Ni el grupo de ladrones con nombres de capitales hubiesen podido imaginarse un botín de este tamaño: un lugar de preeminencia entre las potencias televisivas globales para España. La casa de papel , el thriller creado por Álex Pina para Antena 3, sobre un plan magistral para tomar por asalto la Casa de la Moneda de España (literalmente, imprimir el dinero necesario y llevárselo, sin con ello robar un euro a nadie) había transcurrido sin pena ni gloria por las pantallas de su país y, como muchas otras ficciones europeas, había sido vendida a Netflix para una segunda ventana de exhibición.
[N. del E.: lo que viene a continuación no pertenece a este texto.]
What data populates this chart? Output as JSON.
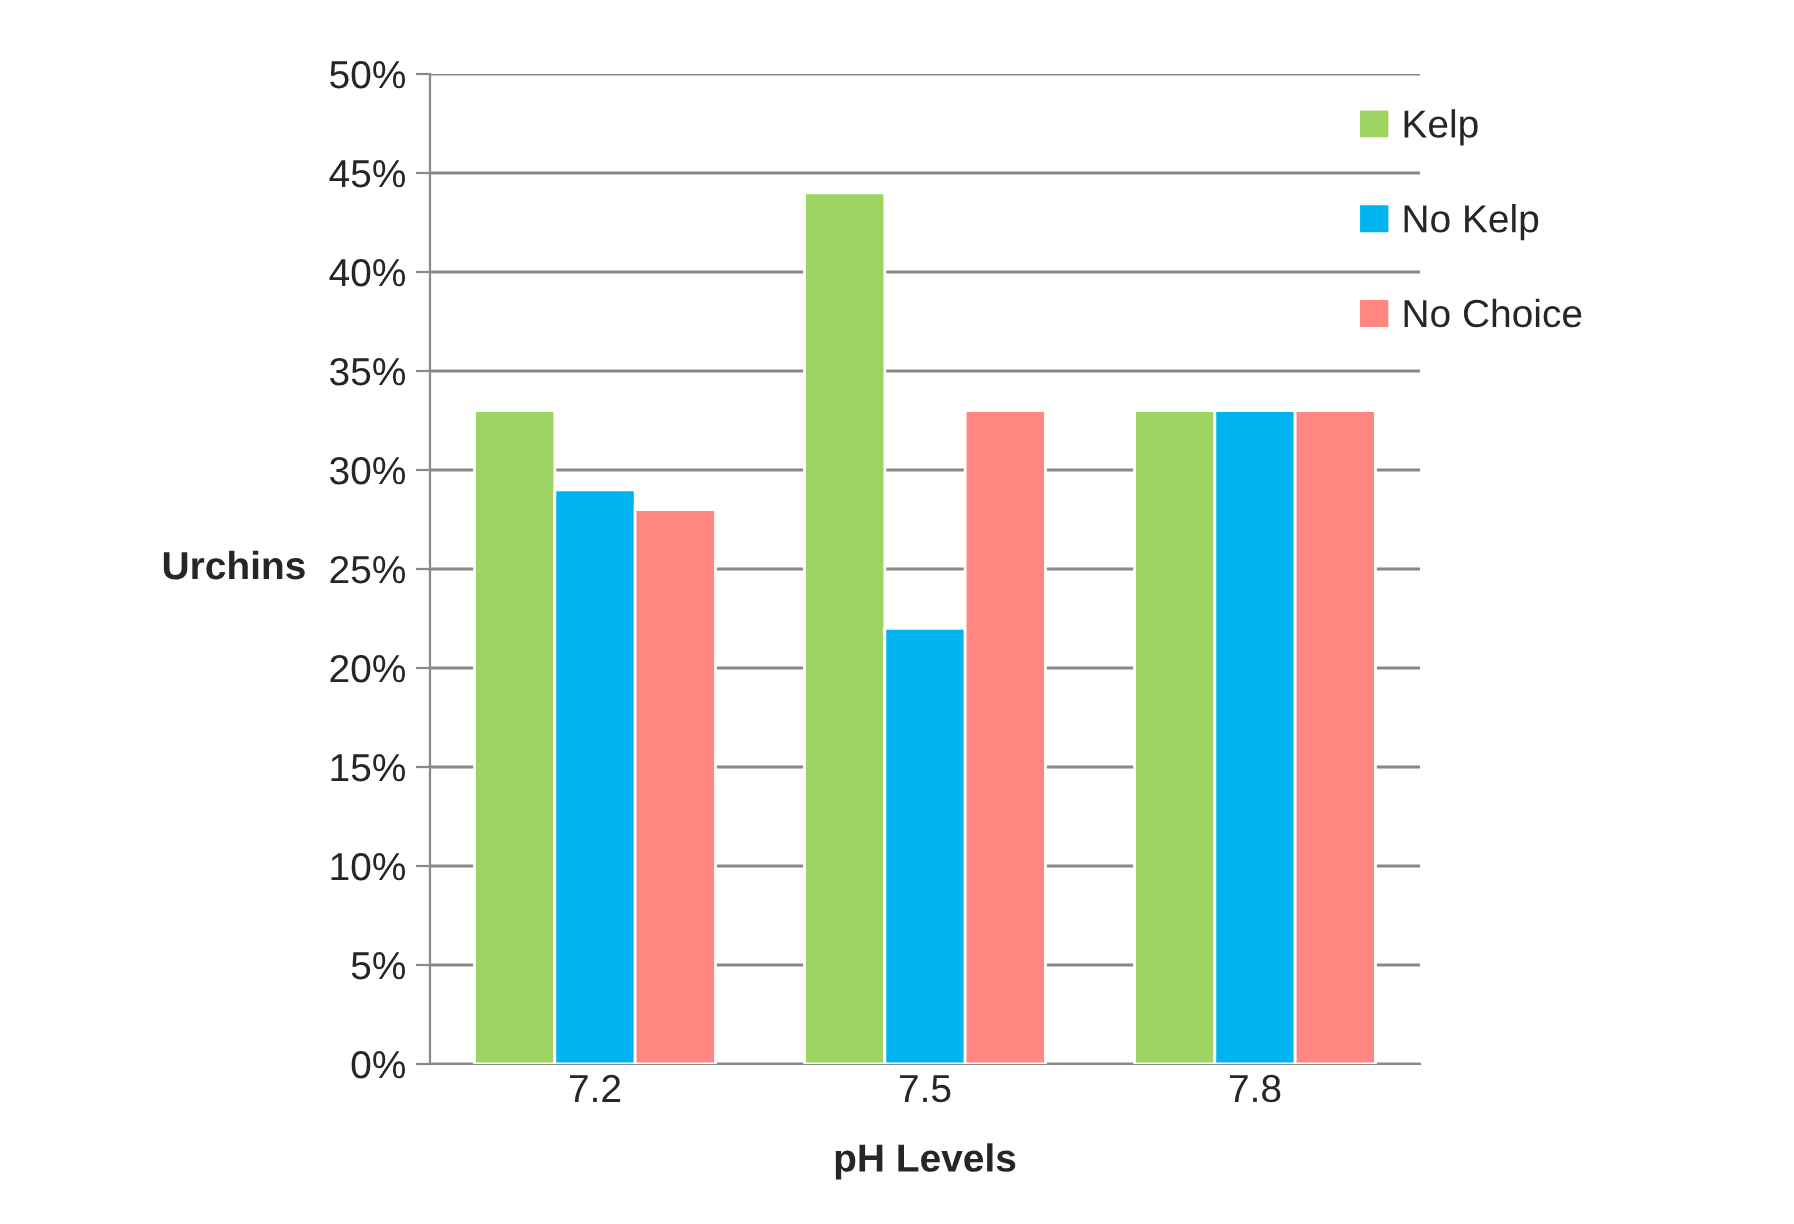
{
  "chart_data": {
    "type": "bar",
    "xlabel": "pH Levels",
    "ylabel": "Urchins",
    "categories": [
      "7.2",
      "7.5",
      "7.8"
    ],
    "series": [
      {
        "name": "Kelp",
        "color": "#9dd462",
        "values": [
          33,
          44,
          33
        ]
      },
      {
        "name": "No Kelp",
        "color": "#00b5ef",
        "values": [
          29,
          22,
          33
        ]
      },
      {
        "name": "No Choice",
        "color": "#ff8681",
        "values": [
          28,
          33,
          33
        ]
      }
    ],
    "ylim": [
      0,
      50
    ],
    "yticks": [
      {
        "value": 0,
        "label": "0%"
      },
      {
        "value": 5,
        "label": "5%"
      },
      {
        "value": 10,
        "label": "10%"
      },
      {
        "value": 15,
        "label": "15%"
      },
      {
        "value": 20,
        "label": "20%"
      },
      {
        "value": 25,
        "label": "25%"
      },
      {
        "value": 30,
        "label": "30%"
      },
      {
        "value": 35,
        "label": "35%"
      },
      {
        "value": 40,
        "label": "40%"
      },
      {
        "value": 45,
        "label": "45%"
      },
      {
        "value": 50,
        "label": "50%"
      }
    ],
    "grid": "y",
    "legend": "top right"
  }
}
Una vez a disposición de los 140 millones de suscriptores de la plataforma en 190 países se convirtió en la ficción más vista en idioma no inglés (aunque buena parte de sus fanáticos hispanoparlantes también deban verlas con subtítulos para neutralizar la cerrada dicción de su elenco). Netflix no dudó en firmar un contrato de exclusividad con Pina para desarrollar nuevas series y garantizarse una tercera temporada de La casa de papel –o simplemente Money Heist, su título internacional–, actualmente en rodaje en su país e instalar sus cuarteles generales europeos en Madrid.
Pero el gran año de las ficciones españolas no se reduce a la atrabiliaria banda del Profesor ni al enorme peso que tiene el respaldo de la plataforma de streaming a la hora de definir las fortunas de las industrias audiovisuales nacionales: hace algunos años que ha reemplazado a la Argentina (que fuera alguna vez la cuarta potencia mundial, detrás de Estados Unidos, Inglaterra y Holanda, en comercialización de contenidos a nivel global) como el gran creador de historias en castellano, que sin embargo no requieren de la comprensión del idioma para atrapar a una audiencia.
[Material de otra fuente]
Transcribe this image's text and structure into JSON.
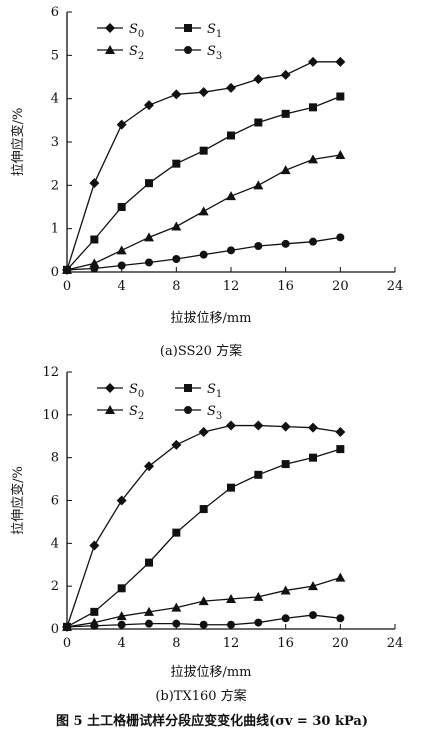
{
  "chart_data": [
    {
      "type": "line",
      "xlabel": "拉拔位移/mm",
      "ylabel": "拉伸应变/%",
      "caption": "(a)SS20 方案",
      "xlim": [
        0,
        24
      ],
      "ylim": [
        0,
        6
      ],
      "xticks": [
        "0",
        "4",
        "8",
        "12",
        "16",
        "20",
        "24"
      ],
      "yticks": [
        "0",
        "1",
        "2",
        "3",
        "4",
        "5",
        "6"
      ],
      "grid": false,
      "legend_position": "top-left",
      "series": [
        {
          "name": "S0",
          "marker": "diamond",
          "x": [
            0,
            2,
            4,
            6,
            8,
            10,
            12,
            14,
            16,
            18,
            20
          ],
          "y": [
            0.05,
            2.05,
            3.4,
            3.85,
            4.1,
            4.15,
            4.25,
            4.45,
            4.55,
            4.85,
            4.85
          ]
        },
        {
          "name": "S1",
          "marker": "square",
          "x": [
            0,
            2,
            4,
            6,
            8,
            10,
            12,
            14,
            16,
            18,
            20
          ],
          "y": [
            0.05,
            0.75,
            1.5,
            2.05,
            2.5,
            2.8,
            3.15,
            3.45,
            3.65,
            3.8,
            4.05
          ]
        },
        {
          "name": "S2",
          "marker": "triangle",
          "x": [
            0,
            2,
            4,
            6,
            8,
            10,
            12,
            14,
            16,
            18,
            20
          ],
          "y": [
            0.05,
            0.2,
            0.5,
            0.8,
            1.05,
            1.4,
            1.75,
            2.0,
            2.35,
            2.6,
            2.7
          ]
        },
        {
          "name": "S3",
          "marker": "circle",
          "x": [
            0,
            2,
            4,
            6,
            8,
            10,
            12,
            14,
            16,
            18,
            20
          ],
          "y": [
            0.05,
            0.08,
            0.15,
            0.22,
            0.3,
            0.4,
            0.5,
            0.6,
            0.65,
            0.7,
            0.8
          ]
        }
      ]
    },
    {
      "type": "line",
      "xlabel": "拉拔位移/mm",
      "ylabel": "拉伸应变/%",
      "caption": "(b)TX160 方案",
      "xlim": [
        0,
        24
      ],
      "ylim": [
        0,
        12
      ],
      "xticks": [
        "0",
        "4",
        "8",
        "12",
        "16",
        "20",
        "24"
      ],
      "yticks": [
        "0",
        "2",
        "4",
        "6",
        "8",
        "10",
        "12"
      ],
      "grid": false,
      "legend_position": "top-left",
      "series": [
        {
          "name": "S0",
          "marker": "diamond",
          "x": [
            0,
            2,
            4,
            6,
            8,
            10,
            12,
            14,
            16,
            18,
            20
          ],
          "y": [
            0.1,
            3.9,
            6.0,
            7.6,
            8.6,
            9.2,
            9.5,
            9.5,
            9.45,
            9.4,
            9.2
          ]
        },
        {
          "name": "S1",
          "marker": "square",
          "x": [
            0,
            2,
            4,
            6,
            8,
            10,
            12,
            14,
            16,
            18,
            20
          ],
          "y": [
            0.1,
            0.8,
            1.9,
            3.1,
            4.5,
            5.6,
            6.6,
            7.2,
            7.7,
            8.0,
            8.4
          ]
        },
        {
          "name": "S2",
          "marker": "triangle",
          "x": [
            0,
            2,
            4,
            6,
            8,
            10,
            12,
            14,
            16,
            18,
            20
          ],
          "y": [
            0.1,
            0.3,
            0.6,
            0.8,
            1.0,
            1.3,
            1.4,
            1.5,
            1.8,
            2.0,
            2.4
          ]
        },
        {
          "name": "S3",
          "marker": "circle",
          "x": [
            0,
            2,
            4,
            6,
            8,
            10,
            12,
            14,
            16,
            18,
            20
          ],
          "y": [
            0.1,
            0.15,
            0.2,
            0.25,
            0.25,
            0.2,
            0.2,
            0.3,
            0.5,
            0.65,
            0.5
          ]
        }
      ]
    }
  ],
  "figure_caption": "图 5   土工格栅试样分段应变变化曲线(σv = 30 kPa)"
}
¿Qué hace de España el gran triunfador televisivo de 2018? Bien podría argumentarse que Turquía, la nueva monarca de la telenovela global, es un ejemplo igualmente exitoso, con logrados valores de producción, grandes actores, fuertes marcas culturales en sus historias y un récord de éxitos nada desdeñable, incluso en países muy fuera de su órbita de influencia, como la Argentina. O que México, gracias a dos de los grandes éxitos en castellano de Netflix en 2018 como Luis Miguel, la serie, y La casa de las flores, ha logrado reinventar su particular estilo de culebrón latinoamericano para las nuevas generaciones, que no sólo buscan personajes "más grandes que la vida" y pasiones volcánicas, sino también diversidad, ironía autorreferencial y personajes memorables, sean estos reales o no.
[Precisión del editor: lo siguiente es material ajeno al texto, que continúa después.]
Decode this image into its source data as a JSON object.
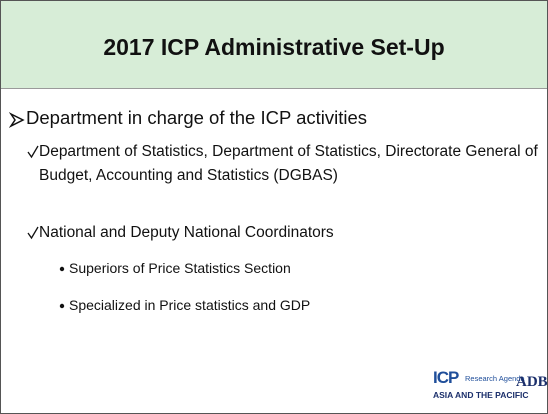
{
  "title": "2017 ICP Administrative Set-Up",
  "list": {
    "text": "Department in charge of the ICP activities",
    "items": [
      {
        "text": "Department of Statistics, Department of Statistics, Directorate General of Budget, Accounting and Statistics (DGBAS)"
      },
      {
        "text": "National and Deputy National Coordinators",
        "items": [
          "Superiors of Price Statistics Section",
          "Specialized in Price statistics and GDP"
        ]
      }
    ]
  },
  "logos": {
    "icp": "ICP",
    "research": "Research Agenda",
    "region": "ASIA AND THE PACIFIC",
    "adb": "ADB"
  }
}
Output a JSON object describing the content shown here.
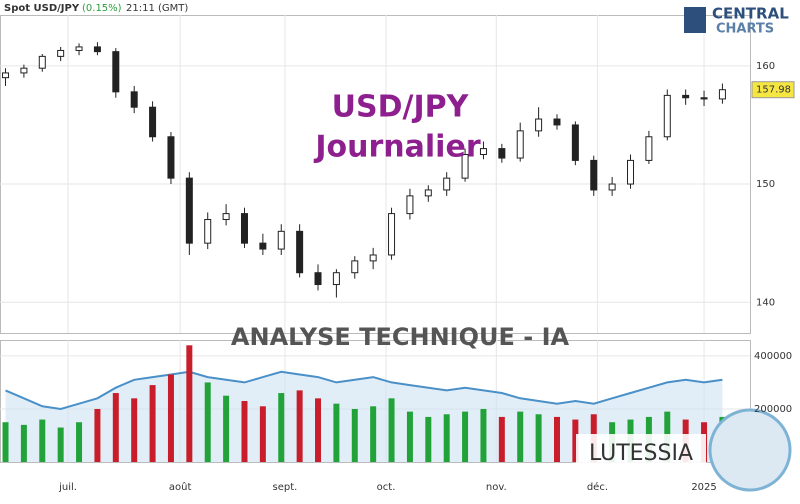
{
  "header": {
    "symbol": "Spot USD/JPY",
    "change": "(0.15%)",
    "time": "21:11 (GMT)",
    "logo_top": "CENTRAL",
    "logo_bottom": "CHARTS"
  },
  "overlay": {
    "title": "USD/JPY",
    "subtitle": "Journalier",
    "analysis": "ANALYSE TECHNIQUE - IA",
    "brand": "LUTESSIA"
  },
  "chart_data": {
    "type": "candlestick",
    "open": [
      159.0,
      159.4,
      159.8,
      160.8,
      161.3,
      161.6,
      161.2,
      157.8,
      156.5,
      154.0,
      150.5,
      145.0,
      147.0,
      147.5,
      145.0,
      144.5,
      146.0,
      142.5,
      141.5,
      142.5,
      143.5,
      144.0,
      147.5,
      149.0,
      149.5,
      150.5,
      152.5,
      153.0,
      152.2,
      154.5,
      155.5,
      155.0,
      152.0,
      149.5,
      150.0,
      152.0,
      154.0,
      157.5,
      157.3,
      157.2
    ],
    "high": [
      159.8,
      160.1,
      161.0,
      161.6,
      161.9,
      162.0,
      161.5,
      158.3,
      157.0,
      154.4,
      151.0,
      147.6,
      148.3,
      148.0,
      145.8,
      146.6,
      146.6,
      143.2,
      142.8,
      143.9,
      144.6,
      148.0,
      149.6,
      149.9,
      151.0,
      153.0,
      153.6,
      153.4,
      155.2,
      156.5,
      155.9,
      155.3,
      152.4,
      150.6,
      152.5,
      154.5,
      158.0,
      158.0,
      157.9,
      158.5
    ],
    "low": [
      158.3,
      159.0,
      159.5,
      160.4,
      160.9,
      160.9,
      157.3,
      156.0,
      153.6,
      150.0,
      144.0,
      144.5,
      146.5,
      144.6,
      144.0,
      144.0,
      142.1,
      141.0,
      140.4,
      142.0,
      142.8,
      143.6,
      147.0,
      148.5,
      149.0,
      150.2,
      152.1,
      151.8,
      151.9,
      154.0,
      154.6,
      151.6,
      149.0,
      149.0,
      149.6,
      151.7,
      153.7,
      156.7,
      156.6,
      156.8
    ],
    "close": [
      159.4,
      159.8,
      160.8,
      161.3,
      161.6,
      161.2,
      157.8,
      156.5,
      154.0,
      150.5,
      145.0,
      147.0,
      147.5,
      145.0,
      144.5,
      146.0,
      142.5,
      141.5,
      142.5,
      143.5,
      144.0,
      147.5,
      149.0,
      149.5,
      150.5,
      152.5,
      153.0,
      152.2,
      154.5,
      155.5,
      155.0,
      152.0,
      149.5,
      150.0,
      152.0,
      154.0,
      157.5,
      157.3,
      157.2,
      157.98
    ],
    "volume": [
      150000,
      140000,
      160000,
      130000,
      150000,
      200000,
      260000,
      240000,
      290000,
      330000,
      440000,
      300000,
      250000,
      230000,
      210000,
      260000,
      270000,
      240000,
      220000,
      200000,
      210000,
      240000,
      190000,
      170000,
      180000,
      190000,
      200000,
      170000,
      190000,
      180000,
      170000,
      160000,
      180000,
      150000,
      160000,
      170000,
      190000,
      160000,
      150000,
      170000
    ],
    "indicator": [
      270000,
      240000,
      210000,
      200000,
      220000,
      240000,
      280000,
      310000,
      320000,
      330000,
      340000,
      320000,
      310000,
      300000,
      320000,
      340000,
      330000,
      320000,
      300000,
      310000,
      320000,
      300000,
      290000,
      280000,
      270000,
      280000,
      270000,
      260000,
      240000,
      230000,
      220000,
      230000,
      220000,
      240000,
      260000,
      280000,
      300000,
      310000,
      300000,
      310000
    ],
    "last_price": 157.98,
    "up_color": "#22a33a",
    "down_color": "#c81e2b",
    "candle_color": "#222222",
    "xlim": [
      -0.3,
      40.5
    ],
    "xticks": [
      {
        "value": 3.4,
        "label": "juil."
      },
      {
        "value": 9.5,
        "label": "août"
      },
      {
        "value": 15.2,
        "label": "sept."
      },
      {
        "value": 20.7,
        "label": "oct."
      },
      {
        "value": 26.7,
        "label": "nov."
      },
      {
        "value": 32.2,
        "label": "déc."
      },
      {
        "value": 38.0,
        "label": "2025"
      }
    ],
    "ylim": [
      137.4,
      164.3
    ],
    "yticks": [
      140,
      150,
      160
    ],
    "vlim": [
      0,
      460000
    ],
    "vticks": [
      200000,
      400000
    ],
    "grid": true
  }
}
En ambos casos, sus industrias televisivas sobresalen en una especialidad particular, un lenguaje y un tipo de conflicto e historias que la hacen inmediatamente reconocible tanto para sus audiencias como para quienes adquieren sus productos con la tranquilidad de una receta de probado atractivo. En el caso de la TV española no hay una receta, ni un registro, ni un grupo de creadores, ni siquiera un estilo predominante: la ambición de señales y productoras por igual es vencer a industrias como la hollywoodense y la británica en su propio juego omnívoro. Hacer historias de género con acción trepidante y guiños cinematográficos (la especialidad de Vancouver, la productora de Pina, también responsable del drama carcelario Vis a vis), superproducciones de época que recuperen esplendores imperiales y la turbulenta historia en común con los espectadores en sus excolonias (Isabel; Carlos, rey emperador; La catedral del mar, Águila roja, El ministerio del tiempo), comedias y dramas que toman divisiones políticas internas y la inmigración como perfecto telón de fondo para expresar los conflictos de sus protagonistas (Mar de plástico, Allí abajo, Fariña, Perdiendo el norte) y, por supuesto, melodramas para no descuidar el aspecto romántico del asunto (Velvet, Gran Hotel, Las chicas del cable). Puede argumentarse que en la mayoría de ellas es difícil reconocer el punto de vista de un autor o recursos estéticos y dramáticos usados de forma original. Pero no puede negarse que en todos los casos, las series españolas saben cómo tomar los casos de éxito de otras industrias y aplicarlas a sus historias, adaptando y traduciendo sin perder su individualidad. Acaso sus ansias de globalización, nuevamente, sean su verdadero idioma.